ATLANTA — Many lawmakers from Central Georgia were saying “fourth time's the charm” about this penny sales tax at the beginning of this legislative session, and their wish finally came true.
HB 575 is now on its way to the Governor’s desk.
If the Governor signs the bill, Macon-Bibb County voters will have to vote on whether they want the change.
This penny sales tax, known as an OLOST, is meant to help Bibb County property owners by rolling back the millage rate, but in exchange, people will have to pay an extra cent on the dollar for taxable items they purchase in the county.
With 15 minutes left in the legislative session for the Georgia General Assembly, HB 575, sponsored by Rep. Robert Dickey, passed the Georgia House of Representatives for final approval of the amended bill. It passed the House 165-1.
It barely passed the State Senate, 29-23, on Wednesday evening.
The bill was supposed to be voted on the House floor earlier Wednesday evening for a final vote; however, just before 9 p.m., an amendment was made, meaning it had to be voted on again by the Senate before it goes to the House floor.
Mayor Lester Miller and Mayor Pro Tem Seth Clark were in Atlanta waiting for the bill to be passed.
“We're up here doing all we can to make sure that OLOST passes, and we're very hopeful.
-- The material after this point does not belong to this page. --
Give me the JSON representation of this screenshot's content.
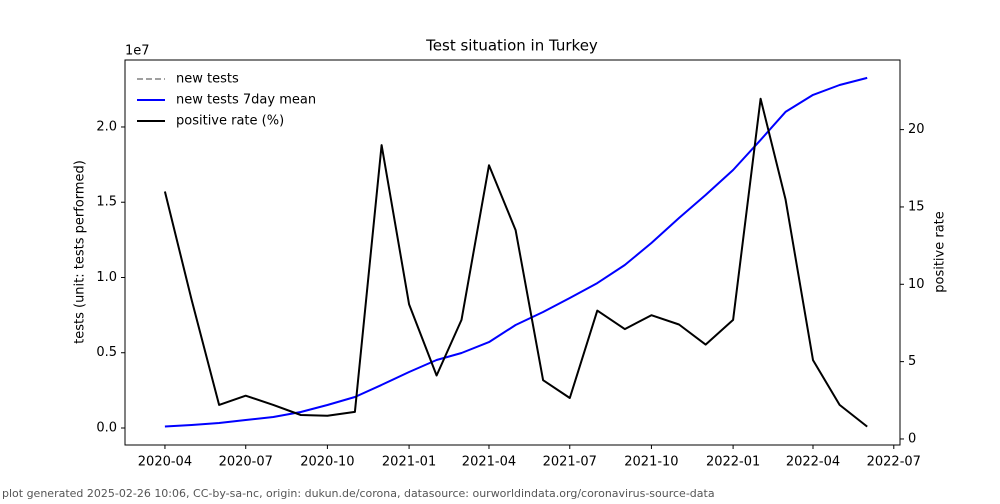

Like the Mayor said, this will be one of the largest tax rollbacks in the history since consolidation. That's what we're up here fighting for,” Clark said about an hour before the final vote.
Miller said earlier on Wednesday that if the bill did not pass, it would have been detrimental to the local economy, and that the legislation could have been “dead once and for all.”
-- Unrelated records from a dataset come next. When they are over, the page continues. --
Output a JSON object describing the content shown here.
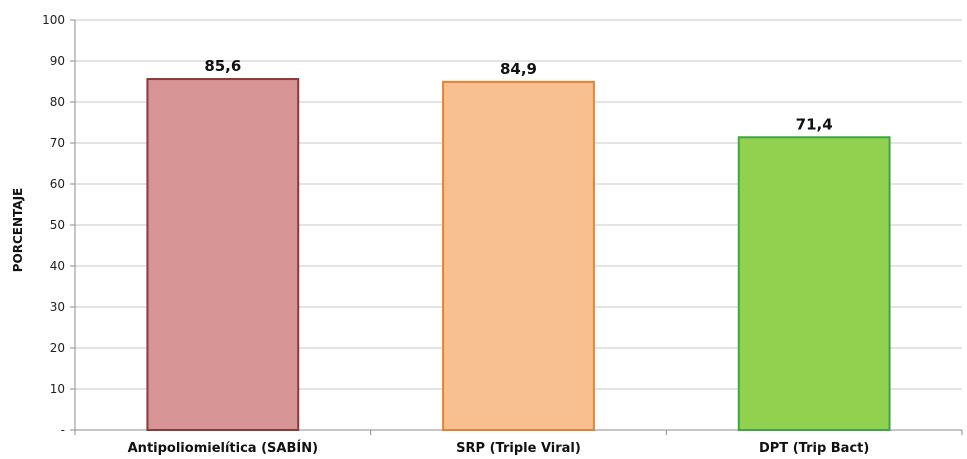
{
  "chart_data": {
    "type": "bar",
    "title": "",
    "xlabel": "",
    "ylabel": "PORCENTAJE",
    "ylim": [
      0,
      100
    ],
    "yticks": [
      0,
      10,
      20,
      30,
      40,
      50,
      60,
      70,
      80,
      90,
      100
    ],
    "ytick_labels": [
      "-",
      "10",
      "20",
      "30",
      "40",
      "50",
      "60",
      "70",
      "80",
      "90",
      "100"
    ],
    "grid": true,
    "categories": [
      "Antipoliomielítica (SABÍN)",
      "SRP  (Triple Viral)",
      "DPT (Trip Bact)"
    ],
    "values": [
      85.6,
      84.9,
      71.4
    ],
    "value_labels": [
      "85,6",
      "84,9",
      "71,4"
    ],
    "colors": [
      {
        "fill": "#D79494",
        "stroke": "#8B3A3A"
      },
      {
        "fill": "#F8C090",
        "stroke": "#E8822E"
      },
      {
        "fill": "#92D050",
        "stroke": "#3FA73F"
      }
    ]
  }
}
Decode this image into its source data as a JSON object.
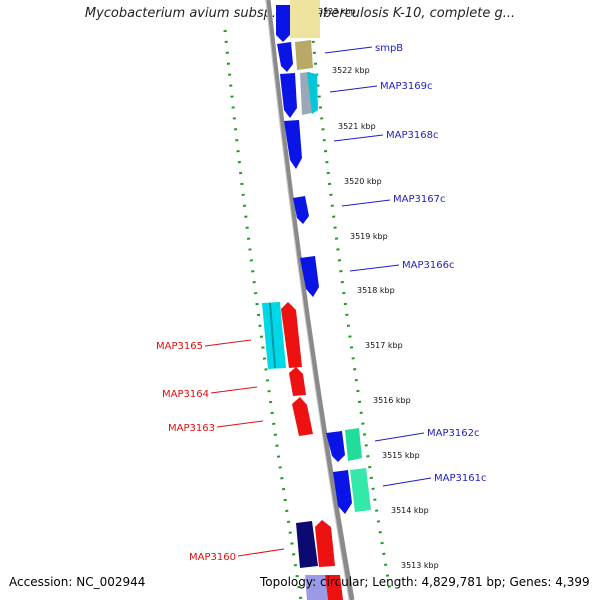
{
  "title": "Mycobacterium avium subsp. paratuberculosis K-10, complete g...",
  "footer": {
    "accession": "Accession: NC_002944",
    "summary": "Topology: circular; Length: 4,829,781 bp; Genes: 4,399"
  },
  "ticks": [
    "3523 kbp",
    "3522 kbp",
    "3521 kbp",
    "3520 kbp",
    "3519 kbp",
    "3518 kbp",
    "3517 kbp",
    "3516 kbp",
    "3515 kbp",
    "3514 kbp",
    "3513 kbp"
  ],
  "forward_labels": [
    "smpB",
    "MAP3169c",
    "MAP3168c",
    "MAP3167c",
    "MAP3166c",
    "MAP3162c",
    "MAP3161c"
  ],
  "reverse_labels": [
    "MAP3165",
    "MAP3164",
    "MAP3163",
    "MAP3160"
  ],
  "colors": {
    "forward_label": "#1f1fbf",
    "reverse_label": "#dd1111",
    "cds_forward": "#0a14e6",
    "cds_reverse": "#ee1111",
    "trna": "#00c8d8",
    "rrna": "#22dd99",
    "misc": "#d8c860",
    "dark_cds": "#0a0a70",
    "backbone": "#8a8a8a",
    "ruler": "#229922"
  }
}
Now that the change is moving on to the Governor’s desk, county leaders say they’re celebrating their victory.
“Macon-Bibb County is going to get the biggest tax relief that it’s ever got before. We’re going to roll the taxes back. You’re going to see about a 40 percent reduction in millage rate on the Bibb County side,” Miller said.
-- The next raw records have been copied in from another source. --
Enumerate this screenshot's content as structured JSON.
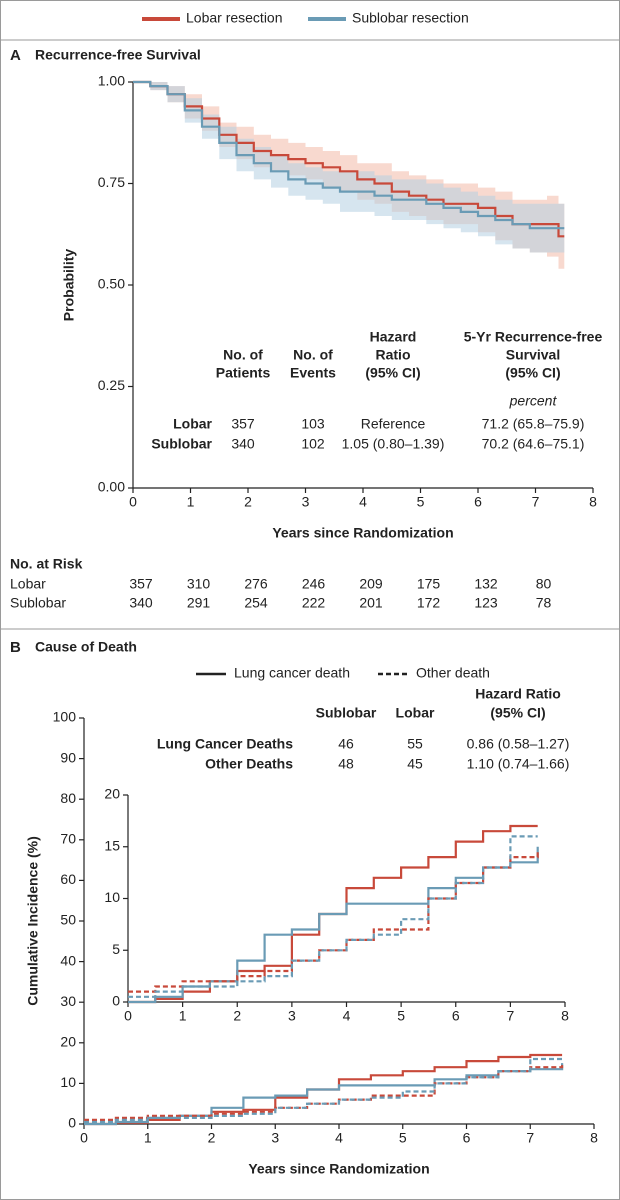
{
  "chart_data": [
    {
      "type": "step",
      "panel": "A",
      "title": "Recurrence-free Survival",
      "x_label": "Years since Randomization",
      "y_label": "Probability",
      "xlim": [
        0,
        8
      ],
      "xticks": [
        0,
        1,
        2,
        3,
        4,
        5,
        6,
        7,
        8
      ],
      "ylim": [
        0,
        1
      ],
      "yticks": [
        {
          "value": 0,
          "label": "0.00"
        },
        {
          "value": 0.25,
          "label": "0.25"
        },
        {
          "value": 0.5,
          "label": "0.50"
        },
        {
          "value": 0.75,
          "label": "0.75"
        },
        {
          "value": 1,
          "label": "1.00"
        }
      ],
      "x": [
        0,
        0.3,
        0.6,
        0.9,
        1.2,
        1.5,
        1.8,
        2.1,
        2.4,
        2.7,
        3.0,
        3.3,
        3.6,
        3.9,
        4.2,
        4.5,
        4.8,
        5.1,
        5.4,
        5.7,
        6.0,
        6.3,
        6.6,
        6.9,
        7.2,
        7.4,
        7.5
      ],
      "series": [
        {
          "name": "Lobar resection",
          "color": "#c8493a",
          "band_color": "#f2b9a8",
          "values": [
            1.0,
            0.99,
            0.97,
            0.94,
            0.91,
            0.87,
            0.85,
            0.83,
            0.82,
            0.81,
            0.8,
            0.79,
            0.78,
            0.76,
            0.75,
            0.73,
            0.72,
            0.71,
            0.7,
            0.7,
            0.69,
            0.67,
            0.65,
            0.65,
            0.65,
            0.62,
            0.62
          ],
          "lower": [
            1.0,
            0.98,
            0.95,
            0.91,
            0.88,
            0.84,
            0.81,
            0.79,
            0.78,
            0.77,
            0.76,
            0.74,
            0.73,
            0.71,
            0.7,
            0.68,
            0.67,
            0.66,
            0.65,
            0.65,
            0.63,
            0.61,
            0.59,
            0.58,
            0.57,
            0.54,
            0.54
          ],
          "upper": [
            1.0,
            1.0,
            0.99,
            0.97,
            0.94,
            0.9,
            0.89,
            0.87,
            0.86,
            0.85,
            0.84,
            0.83,
            0.82,
            0.8,
            0.8,
            0.78,
            0.77,
            0.76,
            0.75,
            0.75,
            0.74,
            0.73,
            0.71,
            0.71,
            0.72,
            0.7,
            0.7
          ]
        },
        {
          "name": "Sublobar resection",
          "color": "#6a9bb5",
          "band_color": "#b4cfe2",
          "values": [
            1.0,
            0.99,
            0.97,
            0.93,
            0.89,
            0.85,
            0.82,
            0.8,
            0.78,
            0.76,
            0.75,
            0.74,
            0.73,
            0.73,
            0.72,
            0.71,
            0.71,
            0.7,
            0.69,
            0.68,
            0.67,
            0.66,
            0.65,
            0.64,
            0.64,
            0.64,
            0.64
          ],
          "lower": [
            1.0,
            0.98,
            0.95,
            0.9,
            0.86,
            0.81,
            0.78,
            0.76,
            0.74,
            0.72,
            0.71,
            0.7,
            0.68,
            0.68,
            0.67,
            0.66,
            0.66,
            0.65,
            0.64,
            0.63,
            0.62,
            0.6,
            0.59,
            0.58,
            0.58,
            0.58,
            0.58
          ],
          "upper": [
            1.0,
            1.0,
            0.99,
            0.96,
            0.92,
            0.89,
            0.86,
            0.84,
            0.82,
            0.8,
            0.79,
            0.78,
            0.78,
            0.78,
            0.77,
            0.76,
            0.76,
            0.75,
            0.74,
            0.73,
            0.72,
            0.71,
            0.7,
            0.7,
            0.7,
            0.7,
            0.7
          ]
        }
      ],
      "table": {
        "columns": [
          [
            "No. of",
            "Patients"
          ],
          [
            "No. of",
            "Events"
          ],
          [
            "Hazard",
            "Ratio",
            "(95% CI)"
          ],
          [
            "5-Yr Recurrence-free",
            "Survival",
            "(95% CI)"
          ]
        ],
        "unit_note": "percent",
        "rows": [
          {
            "label": "Lobar",
            "cells": [
              "357",
              "103",
              "Reference",
              "71.2 (65.8–75.9)"
            ]
          },
          {
            "label": "Sublobar",
            "cells": [
              "340",
              "102",
              "1.05 (0.80–1.39)",
              "70.2 (64.6–75.1)"
            ]
          }
        ]
      },
      "at_risk": {
        "title": "No. at Risk",
        "x": [
          0,
          1,
          2,
          3,
          4,
          5,
          6,
          7
        ],
        "rows": [
          {
            "label": "Lobar",
            "values": [
              357,
              310,
              276,
              246,
              209,
              175,
              132,
              80
            ]
          },
          {
            "label": "Sublobar",
            "values": [
              340,
              291,
              254,
              222,
              201,
              172,
              123,
              78
            ]
          }
        ]
      }
    },
    {
      "type": "step",
      "panel": "B",
      "title": "Cause of Death",
      "x_label": "Years since Randomization",
      "y_label": "Cumulative Incidence (%)",
      "xlim": [
        0,
        8
      ],
      "xticks": [
        0,
        1,
        2,
        3,
        4,
        5,
        6,
        7,
        8
      ],
      "ylim": [
        0,
        100
      ],
      "yticks": [
        0,
        10,
        20,
        30,
        40,
        50,
        60,
        70,
        80,
        90,
        100
      ],
      "line_styles": [
        {
          "label": "Lung cancer death",
          "dash": false
        },
        {
          "label": "Other death",
          "dash": true
        }
      ],
      "x": [
        0,
        0.5,
        1,
        1.5,
        2,
        2.5,
        3,
        3.5,
        4,
        4.5,
        5,
        5.5,
        6,
        6.5,
        7,
        7.5
      ],
      "series": [
        {
          "color": "#c8493a",
          "dash": false,
          "values": [
            0,
            0.3,
            1,
            2,
            3,
            3.5,
            6.5,
            8.5,
            11,
            12,
            13,
            14,
            15.5,
            16.5,
            17,
            17
          ]
        },
        {
          "color": "#6a9bb5",
          "dash": false,
          "values": [
            0,
            0.5,
            1.5,
            2,
            4,
            6.5,
            7,
            8.5,
            9.5,
            9.5,
            9.5,
            11,
            12,
            13,
            13.5,
            15
          ]
        },
        {
          "color": "#c8493a",
          "dash": true,
          "values": [
            1,
            1.5,
            2,
            2,
            2.5,
            3,
            4,
            5,
            6,
            7,
            7,
            10,
            11.5,
            13,
            14,
            14.5
          ]
        },
        {
          "color": "#6a9bb5",
          "dash": true,
          "values": [
            0.5,
            1,
            1.5,
            1.5,
            2,
            2.5,
            4,
            5,
            6,
            6.5,
            8,
            10,
            11.5,
            13,
            16,
            16
          ]
        }
      ],
      "inset": {
        "xlim": [
          0,
          8
        ],
        "xticks": [
          0,
          1,
          2,
          3,
          4,
          5,
          6,
          7,
          8
        ],
        "ylim": [
          0,
          20
        ],
        "yticks": [
          0,
          5,
          10,
          15,
          20
        ]
      },
      "table": {
        "columns": [
          [
            "Sublobar"
          ],
          [
            "Lobar"
          ],
          [
            "Hazard Ratio",
            "(95% CI)"
          ]
        ],
        "rows": [
          {
            "label": "Lung Cancer Deaths",
            "cells": [
              "46",
              "55",
              "0.86 (0.58–1.27)"
            ]
          },
          {
            "label": "Other Deaths",
            "cells": [
              "48",
              "45",
              "1.10 (0.74–1.66)"
            ]
          }
        ]
      }
    }
  ]
}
So, how will this bill affect you if the Governor signs it?
Macon-Bibb County would hold a special election where you can vote on whether or not you are in favor of this new penny sales tax.
If that referendum passes, expect lower property taxes and a slight increase in sales tax.
The tax will ease the burden on property owners, but people will have to pay one more cent on the dollar for taxable items. Miller says a plus for residents is that around 70 percent of the county's sales tax is actually paid by people who live outside of Bibb County.